Buck-passing augurs ill for G20 summit
The foreplay to next month’s G20 summit is degenerating into a buck-passing exercise rather than crafting a Grand Bargain to save the world economy and regulate capitalism.
The industrialized powers do not agree on how to arrest the steep slide in output, how to handle collapsing banks, how much market regulation is needed, how to reach a world trade deal and prevent protectionism, or how to redistribute power to emerging nations in exchange for their money.
At this rate, the April 2 London summit — U.S. President Barack Obama’s global economic debut — is highly unlikely to restore confidence.

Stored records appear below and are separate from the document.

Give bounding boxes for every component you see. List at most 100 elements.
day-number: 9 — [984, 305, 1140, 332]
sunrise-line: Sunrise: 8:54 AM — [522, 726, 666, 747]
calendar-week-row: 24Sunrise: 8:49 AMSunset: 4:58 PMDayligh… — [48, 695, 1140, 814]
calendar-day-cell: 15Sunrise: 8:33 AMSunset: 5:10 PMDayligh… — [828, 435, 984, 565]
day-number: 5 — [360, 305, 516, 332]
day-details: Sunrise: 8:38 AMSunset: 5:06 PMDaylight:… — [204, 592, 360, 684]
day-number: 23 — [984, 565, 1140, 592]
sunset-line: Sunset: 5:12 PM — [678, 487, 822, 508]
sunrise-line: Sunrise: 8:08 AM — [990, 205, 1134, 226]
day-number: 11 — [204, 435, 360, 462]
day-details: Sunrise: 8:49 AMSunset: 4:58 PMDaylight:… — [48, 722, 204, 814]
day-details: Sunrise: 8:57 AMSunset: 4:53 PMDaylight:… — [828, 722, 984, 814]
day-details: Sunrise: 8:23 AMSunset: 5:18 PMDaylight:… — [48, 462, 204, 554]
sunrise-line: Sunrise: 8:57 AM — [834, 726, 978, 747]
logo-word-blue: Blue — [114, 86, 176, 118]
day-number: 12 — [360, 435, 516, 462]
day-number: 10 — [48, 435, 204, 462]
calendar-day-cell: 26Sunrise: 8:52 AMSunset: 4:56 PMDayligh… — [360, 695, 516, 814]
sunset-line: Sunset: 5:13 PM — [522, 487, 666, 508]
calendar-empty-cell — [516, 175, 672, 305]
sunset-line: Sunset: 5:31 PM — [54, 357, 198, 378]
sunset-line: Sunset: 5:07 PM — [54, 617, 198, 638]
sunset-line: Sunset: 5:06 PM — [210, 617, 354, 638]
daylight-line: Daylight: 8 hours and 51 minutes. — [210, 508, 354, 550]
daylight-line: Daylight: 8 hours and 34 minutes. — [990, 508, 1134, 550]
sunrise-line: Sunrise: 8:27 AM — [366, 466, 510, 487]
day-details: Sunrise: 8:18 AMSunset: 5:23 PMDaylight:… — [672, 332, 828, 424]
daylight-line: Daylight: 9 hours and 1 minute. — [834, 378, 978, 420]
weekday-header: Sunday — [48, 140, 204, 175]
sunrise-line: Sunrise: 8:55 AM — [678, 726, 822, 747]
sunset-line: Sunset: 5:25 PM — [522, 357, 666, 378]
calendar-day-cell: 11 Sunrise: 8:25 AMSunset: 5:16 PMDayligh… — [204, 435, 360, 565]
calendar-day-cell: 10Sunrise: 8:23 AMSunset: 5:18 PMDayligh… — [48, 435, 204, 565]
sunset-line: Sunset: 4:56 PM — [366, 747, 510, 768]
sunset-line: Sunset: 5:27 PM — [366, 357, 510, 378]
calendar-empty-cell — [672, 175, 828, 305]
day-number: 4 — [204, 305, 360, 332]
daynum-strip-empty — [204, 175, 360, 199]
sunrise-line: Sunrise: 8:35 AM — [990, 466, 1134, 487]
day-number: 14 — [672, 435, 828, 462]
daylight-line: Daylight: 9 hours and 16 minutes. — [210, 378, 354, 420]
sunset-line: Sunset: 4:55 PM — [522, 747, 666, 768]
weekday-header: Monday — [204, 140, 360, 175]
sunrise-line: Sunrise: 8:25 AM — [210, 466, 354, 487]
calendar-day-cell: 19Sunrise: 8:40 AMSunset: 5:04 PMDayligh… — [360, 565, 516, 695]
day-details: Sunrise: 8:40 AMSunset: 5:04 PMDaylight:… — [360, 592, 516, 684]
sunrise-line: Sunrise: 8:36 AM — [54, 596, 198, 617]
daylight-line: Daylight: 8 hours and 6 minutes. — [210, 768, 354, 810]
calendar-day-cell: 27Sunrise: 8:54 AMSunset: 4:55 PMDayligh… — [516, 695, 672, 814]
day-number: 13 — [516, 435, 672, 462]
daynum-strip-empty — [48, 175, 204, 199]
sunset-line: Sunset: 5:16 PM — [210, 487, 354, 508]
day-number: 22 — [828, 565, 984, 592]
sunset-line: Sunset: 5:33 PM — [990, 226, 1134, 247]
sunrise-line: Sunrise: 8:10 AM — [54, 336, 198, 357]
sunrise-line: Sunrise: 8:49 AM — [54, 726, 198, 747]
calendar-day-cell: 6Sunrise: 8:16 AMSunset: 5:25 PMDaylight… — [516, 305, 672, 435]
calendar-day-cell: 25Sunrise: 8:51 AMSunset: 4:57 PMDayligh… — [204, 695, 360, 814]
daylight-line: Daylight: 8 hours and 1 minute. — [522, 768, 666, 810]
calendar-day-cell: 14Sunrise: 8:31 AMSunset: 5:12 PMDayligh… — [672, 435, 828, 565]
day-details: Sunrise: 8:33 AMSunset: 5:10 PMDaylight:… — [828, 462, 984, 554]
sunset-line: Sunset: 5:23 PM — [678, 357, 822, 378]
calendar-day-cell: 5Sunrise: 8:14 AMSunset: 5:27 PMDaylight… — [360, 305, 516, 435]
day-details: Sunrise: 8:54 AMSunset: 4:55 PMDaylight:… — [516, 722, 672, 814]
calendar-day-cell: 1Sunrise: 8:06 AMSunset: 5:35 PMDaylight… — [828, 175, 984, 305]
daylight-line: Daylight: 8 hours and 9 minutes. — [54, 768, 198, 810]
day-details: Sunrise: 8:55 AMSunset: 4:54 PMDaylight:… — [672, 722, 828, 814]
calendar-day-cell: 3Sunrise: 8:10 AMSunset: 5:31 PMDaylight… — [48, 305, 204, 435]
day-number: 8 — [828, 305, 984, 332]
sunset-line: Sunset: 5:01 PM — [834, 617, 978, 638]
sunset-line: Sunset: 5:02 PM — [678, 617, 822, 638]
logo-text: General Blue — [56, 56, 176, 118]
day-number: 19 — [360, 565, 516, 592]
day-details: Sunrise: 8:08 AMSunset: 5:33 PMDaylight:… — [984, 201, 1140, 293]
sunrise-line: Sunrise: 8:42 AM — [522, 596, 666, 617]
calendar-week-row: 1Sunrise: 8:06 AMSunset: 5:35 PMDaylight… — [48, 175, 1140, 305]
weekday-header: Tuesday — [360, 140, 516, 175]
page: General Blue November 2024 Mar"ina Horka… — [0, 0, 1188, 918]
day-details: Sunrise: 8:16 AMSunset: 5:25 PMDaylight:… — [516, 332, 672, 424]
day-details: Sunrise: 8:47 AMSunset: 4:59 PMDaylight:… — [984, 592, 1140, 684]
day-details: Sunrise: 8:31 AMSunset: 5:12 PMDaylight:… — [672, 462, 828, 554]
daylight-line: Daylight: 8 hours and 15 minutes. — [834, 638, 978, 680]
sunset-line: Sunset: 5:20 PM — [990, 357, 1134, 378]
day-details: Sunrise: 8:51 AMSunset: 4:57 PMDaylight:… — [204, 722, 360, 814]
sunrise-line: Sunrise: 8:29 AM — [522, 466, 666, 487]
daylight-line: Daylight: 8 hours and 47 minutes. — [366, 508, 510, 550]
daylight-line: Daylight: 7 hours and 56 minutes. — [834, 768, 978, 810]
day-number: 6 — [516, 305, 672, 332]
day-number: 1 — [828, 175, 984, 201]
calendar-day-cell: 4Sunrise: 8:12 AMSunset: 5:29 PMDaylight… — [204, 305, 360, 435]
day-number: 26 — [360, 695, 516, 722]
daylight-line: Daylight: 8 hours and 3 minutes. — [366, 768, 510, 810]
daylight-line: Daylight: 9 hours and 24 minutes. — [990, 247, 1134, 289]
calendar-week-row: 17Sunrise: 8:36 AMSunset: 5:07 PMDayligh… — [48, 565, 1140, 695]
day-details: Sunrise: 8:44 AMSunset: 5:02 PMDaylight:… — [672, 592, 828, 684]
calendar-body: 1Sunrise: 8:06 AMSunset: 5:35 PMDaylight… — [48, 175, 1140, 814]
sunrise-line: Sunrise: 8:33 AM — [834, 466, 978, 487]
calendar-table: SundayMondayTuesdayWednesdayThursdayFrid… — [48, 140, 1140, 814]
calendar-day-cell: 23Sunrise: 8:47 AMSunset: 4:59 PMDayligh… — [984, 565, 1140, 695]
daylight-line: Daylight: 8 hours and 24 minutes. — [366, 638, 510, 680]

The United States says other countries must follow its lead and spend more on a fiscal stimulus to boost demand. It is turning a deaf ear to calls for radical financial regulation. Euro zone finance ministers, anxious to preserve the budget discipline that underpins their common currency, are refusing to pile up more debt before their current stimulus efforts have taken effect.
The EU seeks a doubling to $500 billion of the International Monetary Fund’s war chest to bail out countries in trouble, including in eastern Europe, and it wants China, Saudi Arabia, Russia and others to pay most of the tab. Yet there is little sign the Europeans are willing to accept a diminution of their IMF seats and votes to make room for the emerging economies.
Washington and London are resisting pressure from France and Germany for mandatory regulation of all financial markets and institutions, including hedge funds and private equity.
The key trade-offs required involve Germany and China pumping more public money into their economies to boost demand in return for the United States and Britain accepting global rules for regulation of all markets; and the industrialized nations agreeing to yield more power to emerging countries in the IMF, and welcome them into the Financial Stability Forum, in exchange for contributions to bolster the bail-out fund and acceptance of an ambitious world trade liberalization deal.
One of the few items on which there is at least rhetorical agreement is a crackdown on tax havens. This is politically useful to show concern for social justice (and improve revenue collection) at a time when unprecedented amounts of taxpayers’ money are being poured into salvaging banks. But it is hardly the central priority in overcoming the worst financial crisis since the Great Depression.
G20 finance ministers must make substantial progress this week toward a Grand Bargain encompassing a coordinated fiscal stimulus, financial regulation, progress on trade, more money for the IMF and more say for the emerging nations.
Otherwise the London summit may go down in history as a milestone on the descent into depression.